Like animals, soft robots need a circulatory system to store energy and power their appendages and movements to complete complex tasks.
The new elastomeric pump consists of a soft silicone tube fitted with coils of wire—known as solenoids—that are spaced around its exterior. Gaps between the coils allow the tube to bend and stretch. Inside the tube is a solid core magnet surrounded by magnetorheological fluid—a fluid that stiffens when exposed to a magnetic field, which keeps the core centered and creates a crucial seal. Depending on how the magnetic field is applied, the core magnet can be moved back and forth, much like a floating piston, to push fluids—such as water and low-viscosity oils—forward with continuous force and without jamming.
"We're operating at pressures and flow rates that are 100 times what has been done in other soft pumps," said Shepherd, who served as the paper's co-senior author with Nathan Lazarus of the U.S. Army Research Laboratory. "Compared to hard pumps, we're still about 10 times lower in performance. So that means we can't push really viscous oils at very high flow rates."

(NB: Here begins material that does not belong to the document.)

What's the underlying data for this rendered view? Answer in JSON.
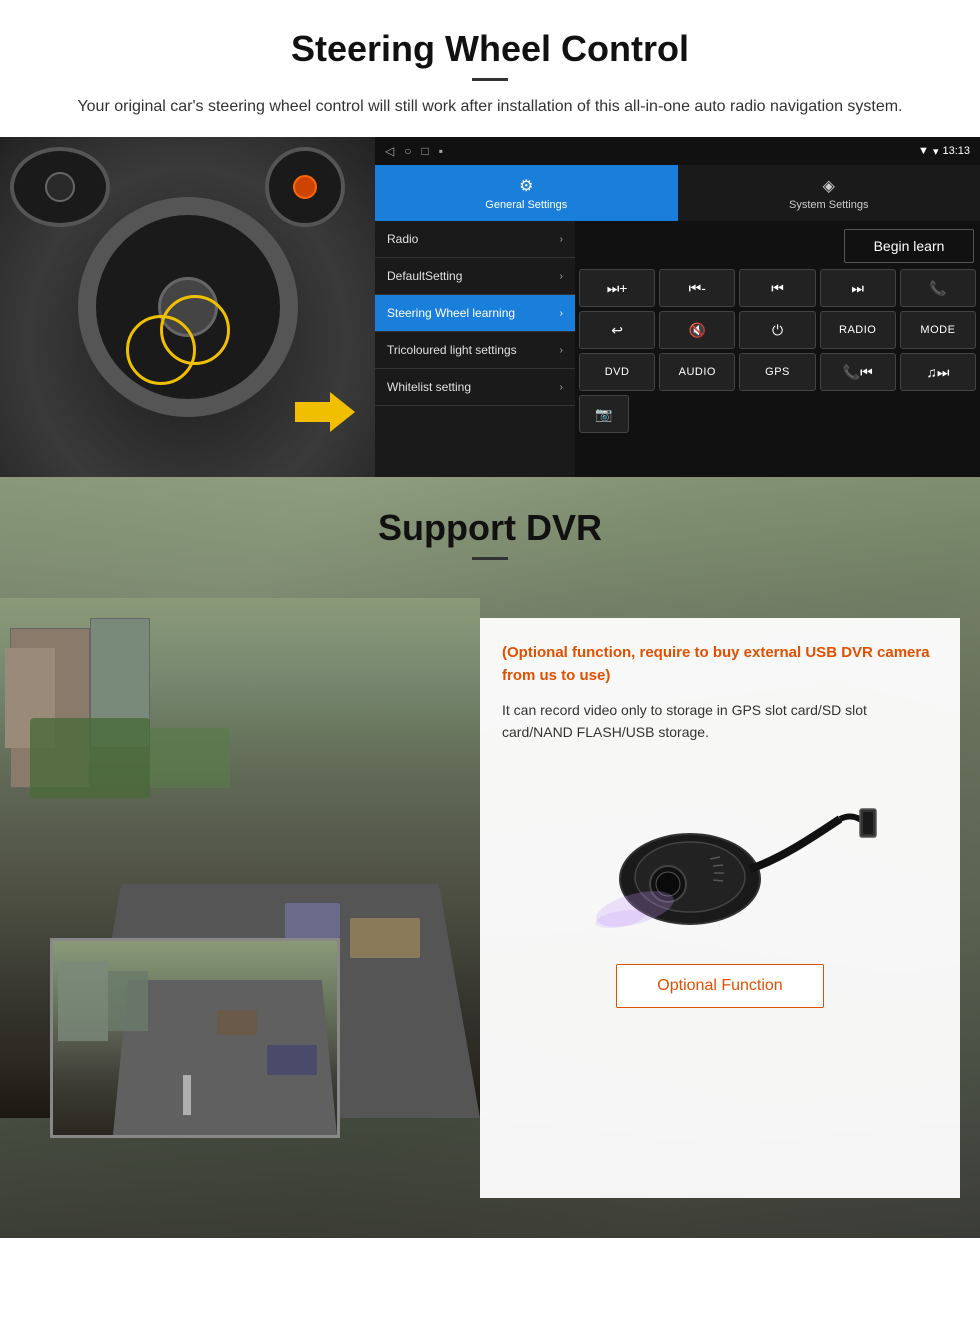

The researchers conducted an experiment to demonstrate that the pump system can maintain a continuous performance under large deformations, and they tracked the performance parameters so future iterations can be custom-tailored for different types of robots.
"We thought it was important to have scaling relationships for all the different parameters of the pump, so that when we design something new, with different tube diameters and different lengths, we would know how we should tune the pump for the performance we want," Shepherd said.
Postdoctoral researcher Hyeon Seok An contributed to the paper.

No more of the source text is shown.